Why are short-term and long-term cash flow forecasting important?

Businesses need to prioritize understanding their cash balance, to ensure they are covered financially for both short-term business transactions and how the cash flow affects the long-term financial goals. Your short term cash flow forecast should be based on a budget you have created allowing you to understand if there are any unexpected changes like overspending or delayed payments from suppliers. The long term forecast will help you decide if there are any major changes to the business, like buying a new piece of equipment or expanding your premises.

 

Cash flow Forecasting

 

What are the benefits of short-term cash flow forecasts?

 

The benefits of short term cash flow forecasts give you a clear picture of how much you have coming in and going out, how much in a given week you need to afford to pay creditors and which customers you need to prioritize for debt collection. You can see any cash gaps and work on a plan to fix them in the short term. It becomes a running schedule for the week or month of priority customer and supplier engagement and payment.
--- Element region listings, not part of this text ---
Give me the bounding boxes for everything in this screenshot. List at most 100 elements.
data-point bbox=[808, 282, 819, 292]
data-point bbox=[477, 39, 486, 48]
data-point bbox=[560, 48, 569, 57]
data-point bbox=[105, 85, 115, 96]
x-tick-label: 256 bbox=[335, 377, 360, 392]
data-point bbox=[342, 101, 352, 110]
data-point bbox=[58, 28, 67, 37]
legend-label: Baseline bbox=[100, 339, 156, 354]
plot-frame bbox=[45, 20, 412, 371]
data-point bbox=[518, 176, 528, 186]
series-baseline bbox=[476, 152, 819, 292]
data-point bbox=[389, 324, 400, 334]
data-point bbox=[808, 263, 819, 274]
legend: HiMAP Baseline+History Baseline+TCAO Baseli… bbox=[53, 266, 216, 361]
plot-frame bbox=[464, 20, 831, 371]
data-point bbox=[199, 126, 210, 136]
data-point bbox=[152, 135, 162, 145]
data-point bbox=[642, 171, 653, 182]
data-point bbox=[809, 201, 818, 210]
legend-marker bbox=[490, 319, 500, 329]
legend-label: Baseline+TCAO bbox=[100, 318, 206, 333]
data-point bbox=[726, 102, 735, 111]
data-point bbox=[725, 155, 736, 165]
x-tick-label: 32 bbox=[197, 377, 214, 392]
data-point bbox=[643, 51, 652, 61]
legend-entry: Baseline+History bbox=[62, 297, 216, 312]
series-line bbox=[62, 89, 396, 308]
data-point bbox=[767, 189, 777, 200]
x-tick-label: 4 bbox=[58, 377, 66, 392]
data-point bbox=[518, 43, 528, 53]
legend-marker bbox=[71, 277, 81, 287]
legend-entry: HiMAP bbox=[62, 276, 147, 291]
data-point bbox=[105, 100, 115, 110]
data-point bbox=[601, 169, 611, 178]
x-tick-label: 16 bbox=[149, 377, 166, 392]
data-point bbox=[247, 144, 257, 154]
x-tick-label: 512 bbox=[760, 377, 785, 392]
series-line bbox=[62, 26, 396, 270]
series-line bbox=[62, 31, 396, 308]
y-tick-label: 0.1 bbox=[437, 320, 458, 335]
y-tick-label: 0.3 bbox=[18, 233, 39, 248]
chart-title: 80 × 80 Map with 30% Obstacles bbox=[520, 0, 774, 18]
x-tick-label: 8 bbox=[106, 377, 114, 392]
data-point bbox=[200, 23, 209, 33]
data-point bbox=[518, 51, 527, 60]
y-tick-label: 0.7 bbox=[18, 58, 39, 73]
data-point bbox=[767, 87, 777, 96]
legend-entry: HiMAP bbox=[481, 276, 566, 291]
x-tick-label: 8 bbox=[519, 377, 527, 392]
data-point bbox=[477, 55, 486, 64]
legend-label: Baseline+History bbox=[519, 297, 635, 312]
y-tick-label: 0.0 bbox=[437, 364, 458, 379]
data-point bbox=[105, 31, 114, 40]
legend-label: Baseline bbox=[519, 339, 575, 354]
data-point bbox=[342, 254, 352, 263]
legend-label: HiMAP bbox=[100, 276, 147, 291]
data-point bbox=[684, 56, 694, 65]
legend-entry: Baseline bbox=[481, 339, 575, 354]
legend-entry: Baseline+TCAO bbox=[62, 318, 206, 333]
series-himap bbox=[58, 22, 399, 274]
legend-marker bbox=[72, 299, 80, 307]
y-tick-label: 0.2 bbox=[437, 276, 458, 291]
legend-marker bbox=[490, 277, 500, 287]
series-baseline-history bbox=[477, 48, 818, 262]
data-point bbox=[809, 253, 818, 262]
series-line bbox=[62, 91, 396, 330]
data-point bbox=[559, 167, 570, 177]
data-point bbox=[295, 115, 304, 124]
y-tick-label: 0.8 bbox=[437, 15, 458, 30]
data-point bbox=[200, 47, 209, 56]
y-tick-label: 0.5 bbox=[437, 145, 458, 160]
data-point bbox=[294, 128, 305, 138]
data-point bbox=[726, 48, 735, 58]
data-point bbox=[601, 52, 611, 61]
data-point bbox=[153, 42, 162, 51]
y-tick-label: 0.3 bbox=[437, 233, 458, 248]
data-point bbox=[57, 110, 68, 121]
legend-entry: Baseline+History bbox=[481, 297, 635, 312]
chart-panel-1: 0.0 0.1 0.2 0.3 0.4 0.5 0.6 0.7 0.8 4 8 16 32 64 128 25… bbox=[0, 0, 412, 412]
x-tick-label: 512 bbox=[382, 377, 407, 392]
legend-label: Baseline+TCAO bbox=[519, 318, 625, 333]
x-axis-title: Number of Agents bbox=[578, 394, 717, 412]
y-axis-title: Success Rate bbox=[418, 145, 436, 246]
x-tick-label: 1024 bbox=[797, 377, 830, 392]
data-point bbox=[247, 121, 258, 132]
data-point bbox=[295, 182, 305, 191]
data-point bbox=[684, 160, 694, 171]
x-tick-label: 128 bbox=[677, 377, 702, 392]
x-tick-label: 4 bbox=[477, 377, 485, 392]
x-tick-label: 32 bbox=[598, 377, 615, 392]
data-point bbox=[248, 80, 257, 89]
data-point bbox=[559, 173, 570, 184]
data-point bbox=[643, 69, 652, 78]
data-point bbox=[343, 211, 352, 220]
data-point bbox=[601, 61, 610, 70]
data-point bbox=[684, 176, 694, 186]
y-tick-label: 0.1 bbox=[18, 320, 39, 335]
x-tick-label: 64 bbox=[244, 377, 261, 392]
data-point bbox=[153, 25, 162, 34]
Short term cash flow forecasting gives you the ability to make better business decisions because it enables you to see your financial condition from now on and micromanage changes to keep cash gaps at bay.

 

Why is Long-term cash flow forecasting so vital to a business?

 

Long-term cash flow forecasting is typically 3 years in the future. They are less accurate than the short-term and should be used as a guide for how your current cash flow can be compared to.

 

Long-term forecasts help to ensure the business is heading in the right direction and should be used combined with the short terms to plan for future changes. Decisions made this week can directly impact your long-term goals and financial forecast therefore it’s important to keep the two working in tandem. The long-term forecast will allow you to structure a process around servicing debt as well as understand issues that may constrain liquidity in the future. If the business is facing many threats, they should be highlighted, addressed and remedial plans put in place like reducing costs.

 

The Pandemic was a great example of how businesses need to be as flexible with both their short-term cash flow and long-term forecast as many small businesses would need to have been as flexible as possible to adjust and recover from multiple lockdowns and reduction of business volumes.

 

This was especially true in small businesses where having a long-term cash flow forecast and short-term cash flow forecasting is so important to ensure that they could take advantage of opportunities while being flexible enough to act on the unexpected.

 

Combining both will allow business owners confidence to make decisions around business growth and how to keep their businesses as agile as possible.

 

Ultimately if the business owner requires investment by implementing the good practice of sound management of both short-term and long-term forecasting an investor will have more confidence in investing in the business.